Endpoint Method Purpose
{router_url}/pki/public_key GET Fetch server RSA public key
{router_url}/v1/chat/secure_completion POST Encrypted chat completion

11. Key Lifecycle

  1. First create() call_ensure_keys() runs (async, double-checked locking via asyncio.Lock).
  2. If key_dir is set:
    • Try load_keys() from {key_dir}/private_key.pem + {key_dir}/public_key.pem.
    • If that fails → generate_keys(save_to_file=True, key_dir=key_dir).
  3. If key_dir is Nonegenerate_keys() (ephemeral, in-memory only).
  4. Keys are reused across all subsequent calls until the client is discarded.

12. HTTP Client Details

  • Uses httpx.AsyncClient with timeout=60.0.
  • SSL verification enabled for HTTPS URLs; disabled for http://.
  • Request body is raw bytes (not JSON) — Content-Type: application/octet-stream.
  • Public key is URL-encoded in the X-Public-Key header.
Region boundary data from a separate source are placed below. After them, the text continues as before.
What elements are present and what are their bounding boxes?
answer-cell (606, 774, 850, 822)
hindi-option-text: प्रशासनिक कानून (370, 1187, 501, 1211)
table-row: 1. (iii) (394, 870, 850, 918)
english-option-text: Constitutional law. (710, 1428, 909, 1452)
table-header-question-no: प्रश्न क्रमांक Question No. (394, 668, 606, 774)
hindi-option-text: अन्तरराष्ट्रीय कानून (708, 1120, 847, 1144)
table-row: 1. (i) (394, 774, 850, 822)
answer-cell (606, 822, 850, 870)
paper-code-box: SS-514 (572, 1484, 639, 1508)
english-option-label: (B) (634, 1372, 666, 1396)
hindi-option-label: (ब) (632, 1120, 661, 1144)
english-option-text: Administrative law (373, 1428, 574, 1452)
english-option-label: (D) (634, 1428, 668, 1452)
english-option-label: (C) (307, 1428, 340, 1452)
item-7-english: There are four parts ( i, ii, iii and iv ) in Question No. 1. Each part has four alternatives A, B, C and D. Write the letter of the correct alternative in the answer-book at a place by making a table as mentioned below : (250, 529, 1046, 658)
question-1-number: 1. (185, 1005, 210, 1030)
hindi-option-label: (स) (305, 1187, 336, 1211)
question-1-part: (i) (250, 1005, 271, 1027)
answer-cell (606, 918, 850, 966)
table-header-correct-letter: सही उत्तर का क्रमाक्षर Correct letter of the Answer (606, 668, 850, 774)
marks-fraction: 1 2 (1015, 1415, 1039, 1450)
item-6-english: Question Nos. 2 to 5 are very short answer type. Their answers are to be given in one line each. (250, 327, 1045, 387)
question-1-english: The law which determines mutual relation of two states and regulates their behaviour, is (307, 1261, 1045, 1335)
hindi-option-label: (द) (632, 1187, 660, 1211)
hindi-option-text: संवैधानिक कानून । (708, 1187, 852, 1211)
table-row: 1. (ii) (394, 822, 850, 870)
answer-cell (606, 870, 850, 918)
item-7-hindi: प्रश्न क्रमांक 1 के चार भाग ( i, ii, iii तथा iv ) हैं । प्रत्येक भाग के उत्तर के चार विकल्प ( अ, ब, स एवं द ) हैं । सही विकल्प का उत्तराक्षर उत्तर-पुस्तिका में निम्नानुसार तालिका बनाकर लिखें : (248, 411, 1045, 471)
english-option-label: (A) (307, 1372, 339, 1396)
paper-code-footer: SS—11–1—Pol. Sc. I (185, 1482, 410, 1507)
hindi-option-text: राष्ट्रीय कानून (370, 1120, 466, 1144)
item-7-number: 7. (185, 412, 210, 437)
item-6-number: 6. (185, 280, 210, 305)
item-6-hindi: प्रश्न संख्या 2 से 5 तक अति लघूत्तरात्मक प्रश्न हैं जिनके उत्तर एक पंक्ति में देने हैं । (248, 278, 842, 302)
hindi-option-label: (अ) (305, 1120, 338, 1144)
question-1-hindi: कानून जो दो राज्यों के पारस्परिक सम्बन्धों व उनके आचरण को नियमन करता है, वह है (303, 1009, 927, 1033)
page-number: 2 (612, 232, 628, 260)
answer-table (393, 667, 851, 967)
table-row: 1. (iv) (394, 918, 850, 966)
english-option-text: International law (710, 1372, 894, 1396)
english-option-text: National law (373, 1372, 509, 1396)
13. Memory Protection Platform Matrix

Platform Locking Zeroing
Linux mlock() via libc.so.6 memset() via libc.so.6
Windows VirtualLock() via kernel32 RtlZeroMemory() via ntdll + Python-level fallback
macOS mlock() via libc.dylib memset() via libc.dylib
Other No lock Python-level byte-by-byte zeroing

mlock may fail with EPERM (need CAP_IPC_LOCK or ulimit -l increase) — degrades to zeroing-only gracefully.